Para Centroamérica, una de las regiones más vulnerables a la variabilidad climática, el fortalecimiento de El Niño incrementa la preocupación por una posible intensificación de las sequías, las olas de calor y las alteraciones en los patrones de lluvia, con efectos sobre la agricultura, la disponibilidad de agua y la seguridad alimentaria.
Según el climatólogo Zeke Hausfather, de Berkeley Earth, algunos modelos proyectan que la combinación entre el calentamiento global provocado por la actividad humana y el calor adicional liberado por el océano Pacífico podría elevar la temperatura media del planeta hasta 1,7 °C por encima de los niveles preindustriales en 2027.
Ese nivel colocaría a la Tierra muy cerca, e incluso temporalmente por encima, del umbral de 1,5 °C fijado como referencia en el Acuerdo de París.
Las proyecciones también se fortalecen desde la Administración Nacional Oceánica y Atmosférica de Estados Unidos (NOAA), que estima una probabilidad del 80 % de que este episodio alcance la categoría de “muy fuerte” antes de finalizar el año. Además, el organismo considera prácticamente seguro que las condiciones de El Niño persistirán al menos hasta abril de 2027.
Aunque los científicos aclaran que han existido episodios aún más intensos en escalas geológicas, la principal inquietud es que este evento podría reflejar un cambio en el comportamiento del ciclo climático conocido como ENSO (El Niño-Oscilación del Sur).
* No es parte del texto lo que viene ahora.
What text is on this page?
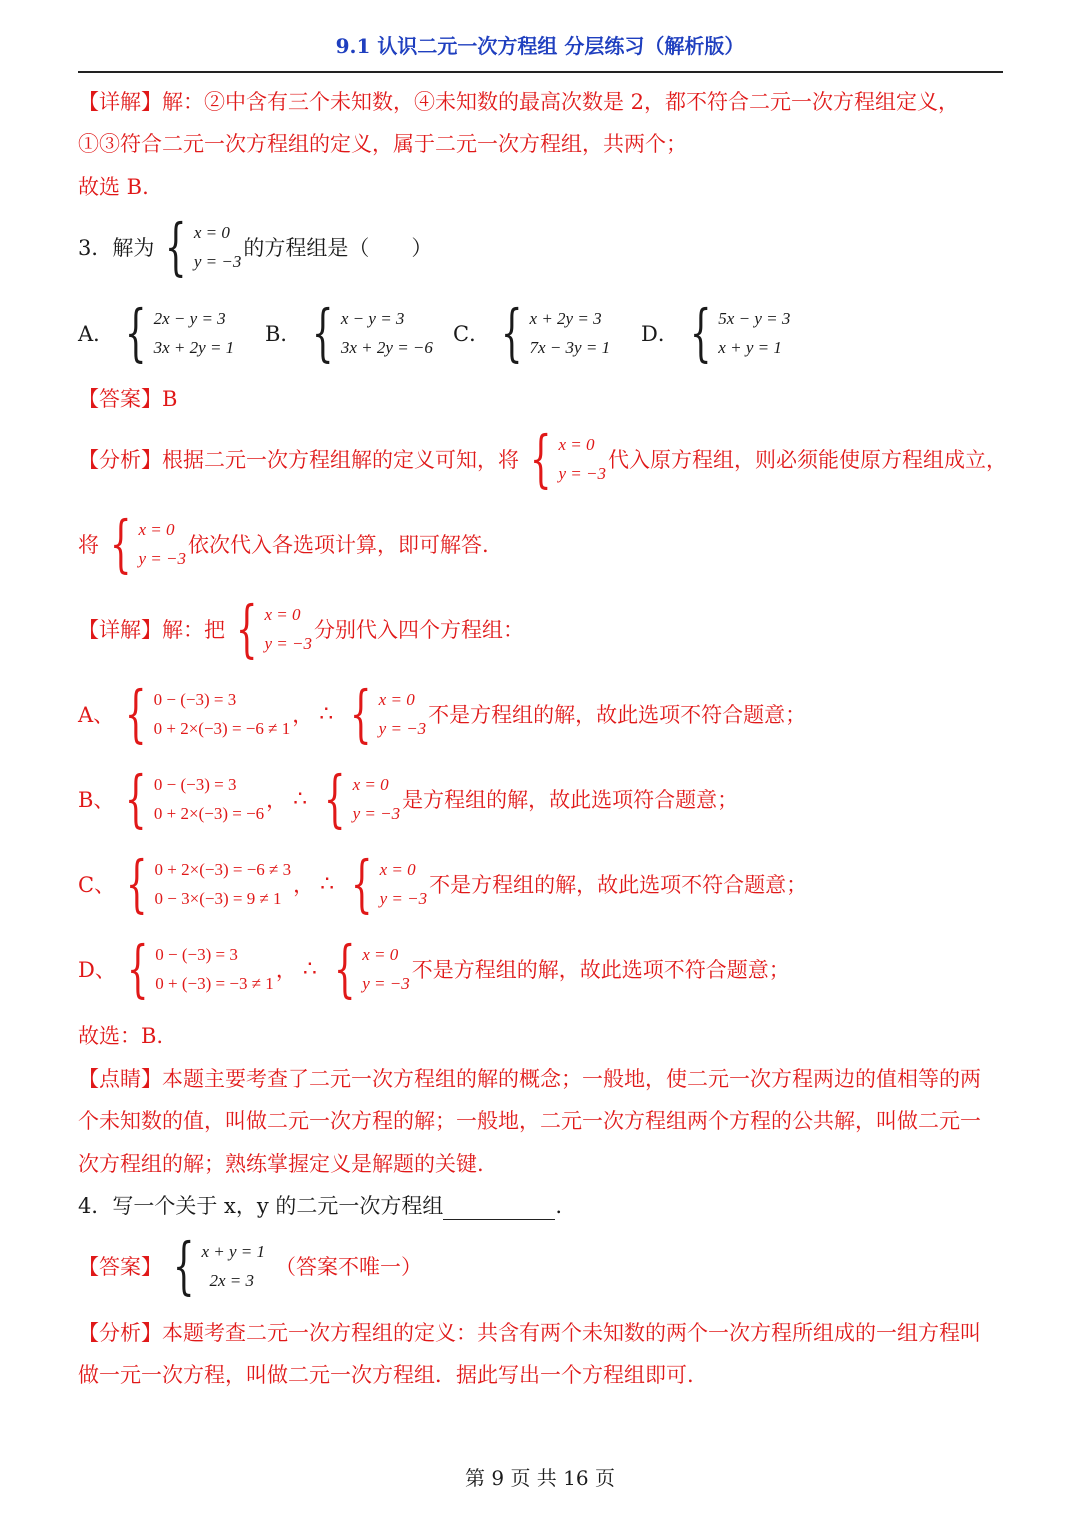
9.1 认识二元一次方程组 分层练习（解析版）
【详解】解：②中含有三个未知数，④未知数的最高次数是 2，都不符合二元一次方程组定义，
①③符合二元一次方程组的定义，属于二元一次方程组，共两个；
故选 B.
3．解为 { x = 0
y = −3
的方程组是（　　）
A． { 2x − y = 3
3x + 2y = 1
B． { x − y = 3
3x + 2y = −6
C． { x + 2y = 3
7x − 3y = 1
D． { 5x − y = 3
x + y = 1
【答案】B
【分析】根据二元一次方程组解的定义可知，将 { x = 0
y = −3
代入原方程组，则必须能使原方程组成立，
将 { x = 0
y = −3
依次代入各选项计算，即可解答.
【详解】解：把 { x = 0
y = −3
分别代入四个方程组：
A、 { 0 − (−3) = 3
0 + 2×(−3) = −6 ≠ 1
， ∴ { x = 0
y = −3
不是方程组的解，故此选项不符合题意；
B、 { 0 − (−3) = 3
0 + 2×(−3) = −6
， ∴ { x = 0
y = −3
是方程组的解，故此选项符合题意；
C、 { 0 + 2×(−3) = −6 ≠ 3
0 − 3×(−3) = 9 ≠ 1
， ∴ { x = 0
y = −3
不是方程组的解，故此选项不符合题意；
D、 { 0 − (−3) = 3
0 + (−3) = −3 ≠ 1
， ∴ { x = 0
y = −3
不是方程组的解，故此选项不符合题意；
故选：B.
【点睛】本题主要考查了二元一次方程组的解的概念；一般地，使二元一次方程两边的值相等的两
个未知数的值，叫做二元一次方程的解；一般地，二元一次方程组两个方程的公共解，叫做二元一
次方程组的解；熟练掌握定义是解题的关键.
4．写一个关于 x，y 的二元一次方程组	.
【答案】 { x + y = 1
2x = 3
（答案不唯一）
【分析】本题考查二元一次方程组的定义：共含有两个未知数的两个一次方程所组成的一组方程叫
做一元一次方程，叫做二元一次方程组．据此写出一个方程组即可.
第 9 页 共 16 页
Investigaciones basadas en registros de corales sugieren que el cambio climático podría estar modificando la frecuencia e intensidad de estos fenómenos naturales.
Los especialistas coinciden en que el mayor impacto de El Niño suele sentirse al año siguiente de su desarrollo, como ocurrió en los episodios de 1997-1998, 2015-2016 y 2023-2024.
De mantenerse las actuales proyecciones, la década de 2020 podría cerrar con varios récords consecutivos de temperatura global, mientras Centroamérica se prepara para afrontar un escenario de mayor presión sobre sus recursos hídricos y una creciente exposición a fenómenos climáticos extremos.